Tem outra coisa: os comercializadores sempre insistiram com a CCEE e a Aneel para que fossem autorizados os comercializadores varejistas, que, na visão do mercado, colocariam sobre o mesmo guarda-chuva várias empresas, facilitando o trabalho burocrático de todo mundo, principalmente a representação desses agentes perante a CCEE. Entretanto, para surpresa geral, Altieri revelou, hoje, que apenas quatro processos de habilitação de comercializador varejista foram abertos na CCEE, gerando um estresse na Câmara que ninguém esperava.
Ele levantou no Enase uma pergunta pertinente: haverá energia incentivada suficiente para atender toda essa demanda? Na sua visão, sim.
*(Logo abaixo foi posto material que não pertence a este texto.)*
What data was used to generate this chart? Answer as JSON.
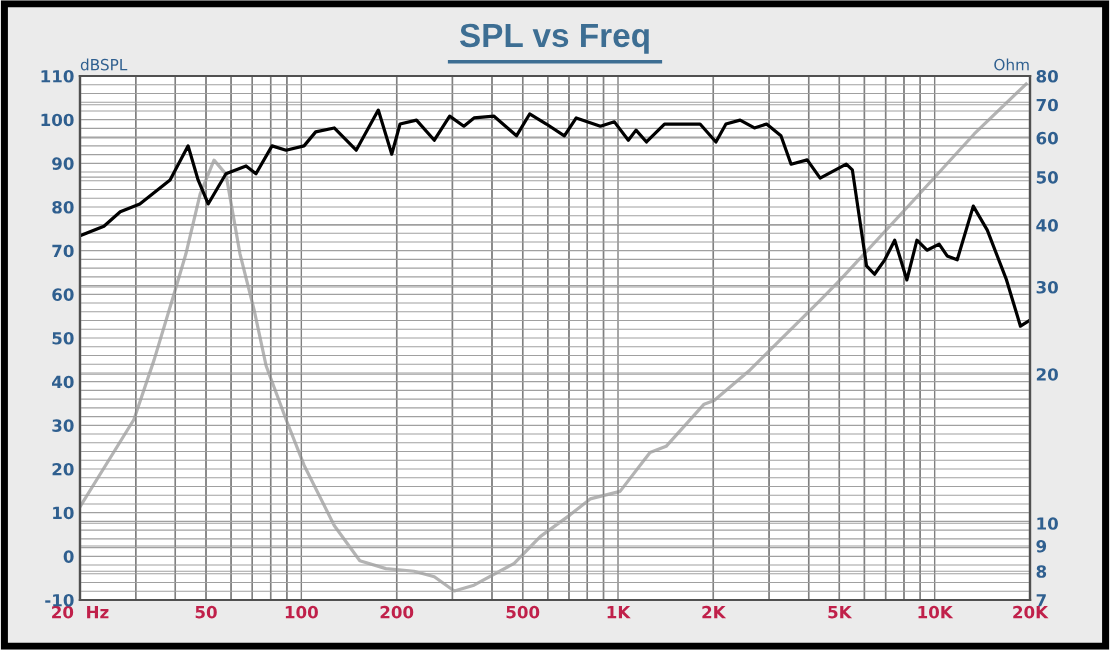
{
  "chart_data": [
    {
      "type": "line",
      "title": "SPL vs Freq",
      "ylabel": "dBSPL",
      "log": "x",
      "grid": true,
      "marker": "none",
      "line_style": "solid",
      "xlim": [
        20,
        20000
      ],
      "xticks": [
        {
          "value": 20,
          "label": "20  Hz"
        },
        50,
        100,
        200,
        500,
        {
          "value": 1000,
          "label": "1K"
        },
        {
          "value": 2000,
          "label": "2K"
        },
        {
          "value": 5000,
          "label": "5K"
        },
        {
          "value": 10000,
          "label": "10K"
        },
        {
          "value": 20000,
          "label": "20K"
        }
      ],
      "ylim": [
        -10,
        110
      ],
      "yticks": [
        -10,
        0,
        10,
        20,
        30,
        40,
        50,
        60,
        70,
        80,
        90,
        100,
        110
      ],
      "series": [
        {
          "color": "#000000",
          "x": [
            20,
            23.8,
            26.8,
            30.9,
            38.5,
            43.9,
            47.2,
            50.8,
            57.8,
            66.9,
            71.9,
            80.8,
            89.5,
            102,
            111,
            127,
            149,
            175,
            193,
            205,
            231,
            263,
            294,
            326,
            351,
            406,
            478,
            526,
            594,
            677,
            738,
            880,
            974,
            1078,
            1140,
            1230,
            1402,
            1816,
            2038,
            2192,
            2430,
            2696,
            2946,
            3270,
            3520,
            3958,
            4348,
            5258,
            5496,
            6094,
            6458,
            6956,
            7478,
            8170,
            8790,
            9456,
            10330,
            10950,
            11780,
            13240,
            14660,
            16860,
            18660,
            20000
          ],
          "values": [
            73.4,
            75.6,
            78.9,
            80.7,
            86.2,
            94,
            86.2,
            80.7,
            87.6,
            89.4,
            87.6,
            94,
            93,
            94,
            97.2,
            98.1,
            93,
            102.2,
            92.1,
            99,
            99.9,
            95.3,
            100.8,
            98.5,
            100.4,
            100.8,
            96.3,
            101.3,
            99,
            96.3,
            100.4,
            98.5,
            99.5,
            95.3,
            97.6,
            94.9,
            99,
            99,
            94.9,
            99,
            99.9,
            98.1,
            99,
            96.3,
            89.8,
            90.8,
            86.6,
            89.8,
            88.5,
            66.5,
            64.6,
            67.9,
            72.4,
            63.3,
            72.4,
            70.1,
            71.5,
            68.8,
            67.9,
            80.2,
            74.7,
            63.3,
            52.7,
            54.1
          ]
        }
      ]
    },
    {
      "type": "line",
      "ylabel": "Ohm",
      "log": "xy",
      "tick_labels": "y",
      "grid": true,
      "marker": "none",
      "line_style": "solid",
      "xlim": [
        20,
        20000
      ],
      "ylim": [
        7,
        80
      ],
      "yticks": [
        7,
        8,
        9,
        10,
        20,
        30,
        40,
        50,
        60,
        70,
        80
      ],
      "series": [
        {
          "color": "#b4b4b4",
          "x": [
            20,
            29.6,
            34.3,
            39.6,
            43.2,
            47.9,
            53,
            57.8,
            64,
            70.9,
            77.4,
            89.5,
            102,
            127,
            153,
            185,
            227,
            263,
            304,
            351,
            470,
            568,
            706,
            817,
            1015,
            1262,
            1419,
            1870,
            2012,
            2612,
            3024,
            4348,
            5030,
            8612,
            13330,
            19450
          ],
          "values": [
            10.8,
            16.2,
            21.4,
            29,
            35,
            46.2,
            54.1,
            50.7,
            35,
            27,
            20.8,
            16.2,
            13.1,
            9.9,
            8.4,
            8.1,
            8.0,
            7.8,
            7.3,
            7.5,
            8.3,
            9.4,
            10.4,
            11.2,
            11.6,
            13.9,
            14.3,
            17.4,
            17.7,
            20.4,
            22.4,
            28.2,
            31,
            45,
            61.1,
            77.1
          ]
        }
      ]
    }
  ]
}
Haveria uma disponibilidade de 744 MWmédios de garantia física de energia incentivada, o que bate com o número de 750 MWmédios calculado por Alexandre Lopes, diretor técnico da Associação Brasileira dos Comercializadores de Energia (Abraceel).
Para o presidente do Conselho da CCEE, o impacto também pode ser absorvido pelas distribuidoras, que teriam uma perda média de apenas 1% do consumo. Não chega a ser um deus-nos-acuda, mas mesmo assim a CCEE tem monitorado o nível de contratação das distribuidoras e alertado as instituições do setor sobre a questão.
Considerando a carga de energia estimada para o período 2016-2000, a CCEE estima que as distribuidoras terão uma contratação da ordem de 110,9%. Em 2017, seria de 108,3%. De qualquer forma, é um número para se ficar atento.
Rui Altieri também apresentou números sobre o consumo de energia elétrica, que, no ano passado, teve uma ligeira queda, de apenas 0,6%, depois de crescimento de 2,3% em 2014, de 2,9% em 2013 e de 3,7% em 2012.
Vendo sob o prisma do mercado regulado, em quatro anos o mercado cresceu 12,3%, da seguinte forma: 0,8% em 2015, 4,8% em 2014, 2,5% em 2013 e 3,7% em 2012. Entretanto, o consumo foi puxado para baixo pelo desempenho do mercado livre. Apesar do aumento expressivo de consumidores no ACL, o fato é que, com a crise econômica, o mercado livre deu alguns passos para trás. Caiu 4,9% em 2015 e 4,4% em 2014, depois de expansão de 4% em 2013 e 2012.
Altieri também está preocupado com a intensa judicialização que se verifica no mercado de energia, que decorre basicamente do excesso de intervenção do próprio governo. As empresas tentam se proteger recorrendo à Justiça. Ele foi curto e grosso ao indicar a única solução possível para se encontrar uma alternativa ao excesso de judicialização: diálogo, diálogo, diálogo, diálogo e diálogo.
Assim mesmo: cinco vezes a palavra diálogo, tentando antecipar possíveis problemas enquanto eles são pequenos, para evitar que se transformem em grandes dificuldades que só possam ser resolvidos mediante decisão judicial.
O diretor-geral da Aneel, Romeu Rufino, pensa da mesma forma que Rui Altieri. Em sua apresentação, ele abordou com clareza a questão da judicialização, sem esconder o que pensa. Disse que nesta quinta-feira, em Brasília, terá uma reunião com o próprio Altieri, para tratar do assunto e lançou desde já um desafio aos agentes: retirar as ações na Justiça, pois, caso contrário, os órgãos institucionais não terão condições para continuar a trabalhar.
Ele defendeu o recurso à Justiça, mas argumentou que os administradores das empresas e das associações empresariais não podem delegar as suas tarefas aos advogados. Fez um mea culpa em nome da agência reguladora, porém disse que “todos devem contribuir” para destravar o mercado, limpando-o de dezenas de ações judiciais que dificultam as atividades das autoridades e dos próprios agentes.